Fragment autobiographique 18

J’avais vingt-trois ou vingt-quatre ans. J’étais revenu habiter chez mes parents pour quelques mois, en attendant mieux. Ils n’avaient pas prévu mon retour. Je vivais provisoirement – plus tard j’occuperais leur chambre – dans une pièce de neuf mètres carrés dépourvue de fenêtre et meublée d’une armoire à glace démontée, d’un lit de camp et de quelques objets laissés à l’abandon et couverts comme le reste d’une pellicule grise et graisseuse.

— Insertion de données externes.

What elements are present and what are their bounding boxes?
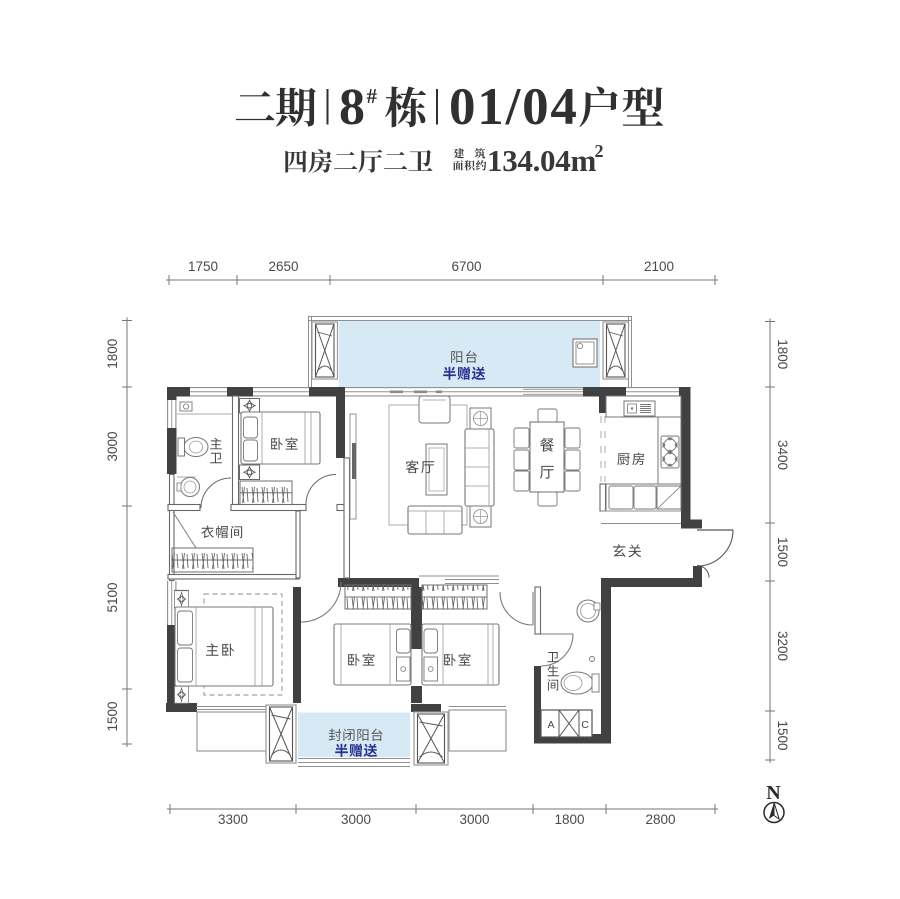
svg-text:8: 8: [339, 79, 365, 136]
svg-text:3000: 3000: [341, 812, 371, 827]
svg-text:2: 2: [595, 141, 604, 161]
svg-text:134.04m: 134.04m: [487, 143, 596, 178]
svg-text:C: C: [581, 719, 589, 731]
svg-text:2650: 2650: [268, 259, 298, 274]
svg-text:5100: 5100: [105, 582, 120, 612]
svg-text:1800: 1800: [775, 339, 790, 369]
svg-text:2100: 2100: [644, 259, 674, 274]
svg-text:3300: 3300: [218, 812, 248, 827]
svg-text:1800: 1800: [105, 339, 120, 369]
svg-text:3200: 3200: [775, 631, 790, 661]
svg-text:3000: 3000: [105, 431, 120, 461]
svg-text:01/04: 01/04: [449, 78, 579, 136]
svg-text:#: #: [367, 84, 378, 108]
svg-text:1750: 1750: [188, 259, 218, 274]
svg-text:1800: 1800: [554, 812, 584, 827]
svg-text:1500: 1500: [105, 701, 120, 731]
svg-text:1500: 1500: [775, 720, 790, 750]
svg-text:3400: 3400: [775, 440, 790, 470]
svg-text:N: N: [766, 782, 781, 804]
svg-text:1500: 1500: [775, 537, 790, 567]
svg-text:A: A: [547, 719, 554, 731]
svg-text:3000: 3000: [459, 812, 489, 827]
svg-text:2800: 2800: [645, 812, 675, 827]
svg-text:6700: 6700: [451, 259, 481, 274]
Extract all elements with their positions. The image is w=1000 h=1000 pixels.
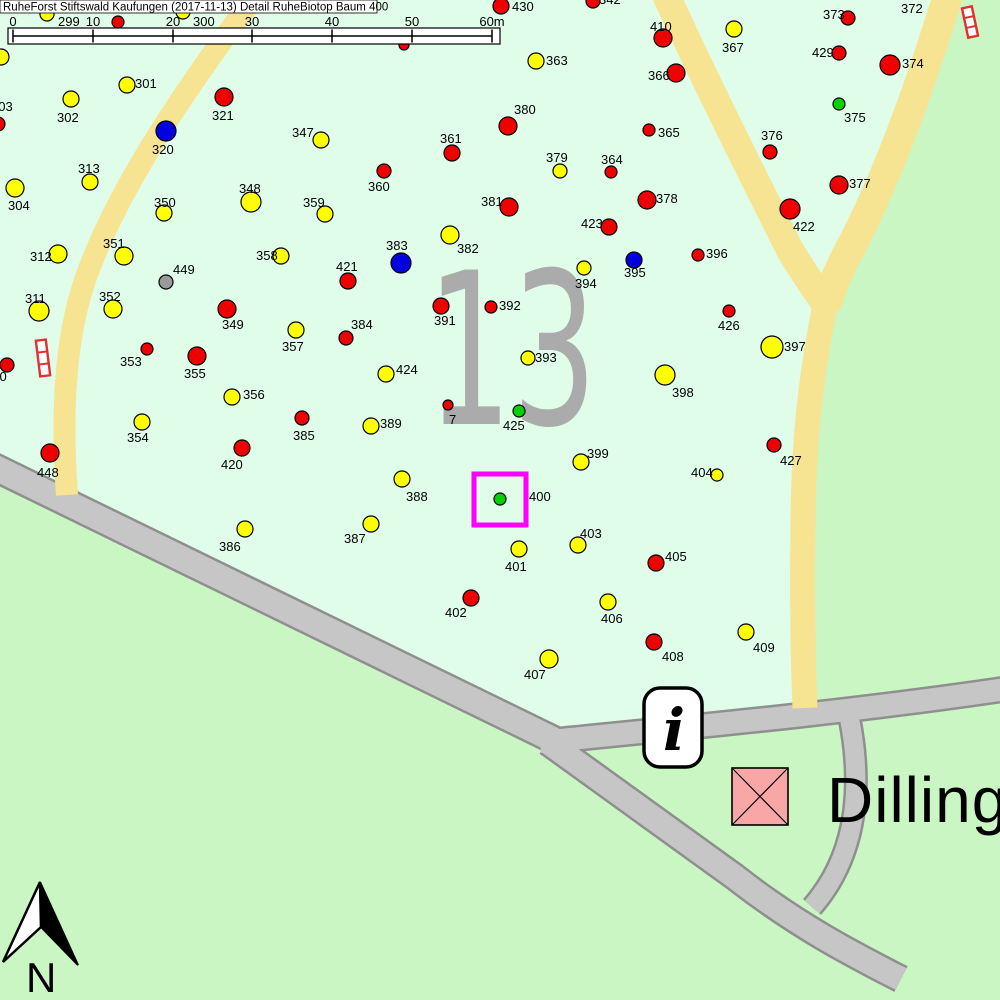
tree-label-388: 388 — [406, 489, 428, 504]
tree-label-311: 311 — [25, 291, 46, 306]
tree-marker-430[interactable]: 430 — [493, 0, 534, 14]
tree-label-359: 359 — [303, 195, 325, 210]
tree-label-373: 373 — [823, 7, 845, 22]
tree-label-342: 342 — [599, 0, 621, 7]
tree-marker-301[interactable]: 301 — [119, 76, 157, 93]
tree-label-427: 427 — [780, 453, 802, 468]
tree-label-312: 312 — [30, 249, 52, 264]
tree-label-380: 380 — [514, 102, 536, 117]
tree-label-400: 400 — [529, 489, 551, 504]
tree-label-364: 364 — [601, 152, 623, 167]
tree-label-381: 381 — [481, 194, 503, 209]
tree-label-398: 398 — [672, 385, 694, 400]
tree-marker-342[interactable]: 342 — [586, 0, 621, 8]
scale-tick-0: 0 — [9, 14, 16, 29]
info-icon[interactable]: i — [644, 688, 702, 767]
tree-label-301: 301 — [135, 76, 157, 91]
tree-label-349: 349 — [222, 317, 244, 332]
tree-marker-358[interactable]: 358 — [256, 248, 289, 264]
tree-label-423: 423 — [581, 216, 603, 231]
forest-map[interactable]: 13 2993003034303424103673733724293743633… — [0, 0, 1000, 1000]
tree-label-420: 420 — [221, 457, 243, 472]
tree-marker-unlabeled[interactable] — [112, 16, 124, 28]
title-bar: RuheForst Stiftswald Kaufungen (2017-11-… — [0, 0, 388, 14]
tree-label-403: 403 — [580, 526, 602, 541]
tree-label-399: 399 — [587, 446, 609, 461]
tree-label-363: 363 — [546, 53, 568, 68]
tree-label-304: 304 — [8, 198, 30, 213]
tree-label-7: 7 — [449, 412, 456, 427]
tree-label-421: 421 — [336, 259, 358, 274]
compartment-number: 13 — [427, 227, 597, 474]
scale-tick-10: 10 — [86, 14, 100, 29]
tree-label-410: 410 — [650, 19, 672, 34]
tree-label-372: 372 — [901, 1, 923, 16]
tree-label-358: 358 — [256, 248, 278, 263]
tree-label-347: 347 — [292, 125, 314, 140]
tree-label-425: 425 — [503, 418, 525, 433]
tree-label-367: 367 — [722, 40, 744, 55]
tree-marker-429[interactable]: 429 — [812, 45, 846, 60]
tree-label-348: 348 — [239, 181, 261, 196]
tree-label-299: 299 — [58, 14, 80, 29]
tree-label-320: 320 — [152, 142, 174, 157]
tree-label-397: 397 — [784, 339, 806, 354]
tree-label-386: 386 — [219, 539, 241, 554]
tree-label-404: 404 — [691, 465, 713, 480]
scale-tick-50: 50 — [405, 14, 419, 29]
tree-label-352: 352 — [99, 289, 121, 304]
north-label: N — [26, 954, 56, 1000]
scale-tick-40: 40 — [325, 14, 339, 29]
tree-label-385: 385 — [293, 428, 315, 443]
scale-tick-60m: 60m — [479, 14, 504, 29]
tree-label-376: 376 — [761, 128, 783, 143]
tree-label-310: 310 — [0, 369, 7, 384]
tree-label-377: 377 — [849, 176, 871, 191]
tree-label-430: 430 — [512, 0, 534, 14]
tree-label-382: 382 — [457, 241, 479, 256]
tree-label-396: 396 — [706, 246, 728, 261]
map-viewport: 13 2993003034303424103673733724293743633… — [0, 0, 1000, 1000]
tree-marker-363[interactable]: 363 — [528, 53, 568, 69]
tree-label-353: 353 — [120, 354, 142, 369]
tree-label-374: 374 — [902, 56, 924, 71]
tree-label-357: 357 — [282, 339, 304, 354]
scale-tick-30: 30 — [245, 14, 259, 29]
tree-label-360: 360 — [368, 179, 390, 194]
tree-label-392: 392 — [499, 298, 521, 313]
tree-label-365: 365 — [658, 125, 680, 140]
tree-label-393: 393 — [535, 350, 557, 365]
tree-label-407: 407 — [524, 667, 546, 682]
tree-marker-348[interactable]: 348 — [239, 181, 261, 212]
tree-label-424: 424 — [396, 362, 418, 377]
tree-label-366: 366 — [648, 68, 670, 83]
tree-label-354: 354 — [127, 430, 149, 445]
tree-label-351: 351 — [103, 236, 125, 251]
tree-label-378: 378 — [656, 191, 678, 206]
tree-label-429: 429 — [812, 45, 834, 60]
site-marker-crossed-square[interactable] — [732, 768, 788, 825]
tree-label-383: 383 — [386, 238, 408, 253]
tree-label-391: 391 — [434, 313, 456, 328]
tree-label-406: 406 — [601, 611, 623, 626]
tree-label-350: 350 — [154, 195, 176, 210]
tree-label-379: 379 — [546, 150, 568, 165]
tree-label-408: 408 — [662, 649, 684, 664]
tree-label-355: 355 — [184, 366, 206, 381]
scale-tick-20: 20 — [166, 14, 180, 29]
tree-label-405: 405 — [665, 549, 687, 564]
place-name-label: Dillingh — [827, 764, 1000, 836]
tree-label-384: 384 — [351, 317, 373, 332]
tree-label-302: 302 — [57, 110, 79, 125]
tree-label-402: 402 — [445, 605, 467, 620]
tree-label-303: 303 — [0, 99, 13, 114]
tree-label-313: 313 — [78, 161, 100, 176]
tree-label-401: 401 — [505, 559, 527, 574]
tree-label-422: 422 — [793, 219, 815, 234]
tree-label-448: 448 — [37, 465, 59, 480]
tree-label-356: 356 — [243, 387, 265, 402]
tree-label-375: 375 — [844, 110, 866, 125]
info-icon-glyph: i — [663, 696, 685, 764]
tree-label-300: 300 — [193, 14, 215, 29]
tree-label-321: 321 — [212, 108, 234, 123]
tree-label-394: 394 — [575, 276, 597, 291]
tree-marker-393[interactable]: 393 — [521, 350, 557, 365]
tree-label-449: 449 — [173, 262, 195, 277]
tree-label-389: 389 — [380, 416, 402, 431]
tree-label-409: 409 — [753, 640, 775, 655]
tree-label-387: 387 — [344, 531, 366, 546]
map-title: RuheForst Stiftswald Kaufungen (2017-11-… — [3, 2, 388, 14]
tree-label-426: 426 — [718, 318, 740, 333]
tree-label-361: 361 — [440, 131, 462, 146]
tree-label-395: 395 — [624, 265, 646, 280]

J’y avais ajouté, pour tenir lieu de décoration, un nœud de pendu offert par une amie, un crucifix volé dans un cimetière et un poster de Bauhaus dont j’ai oublié l’origine.

J’y ai passé la nuit du nouvel an à écouter, sur France Culture, la rediffusion intégrale, de minuit à six heures du matin, de la dramatique adaptée du Moine, de Matthew Gregory Lewis, diffusée pour la première fois en 1978 et comptant une demi-douzaine d’environ une heure chacun. J’étais allongé dans le noir complet, environné par une odeur de poussière persistante. Mon lit, entièrement métallique et aux vis branlantes, grinçait à chaque mouvement. À part ça, aucun bruit extérieur ne venait me distraire. J’étais hors du monde et heureux.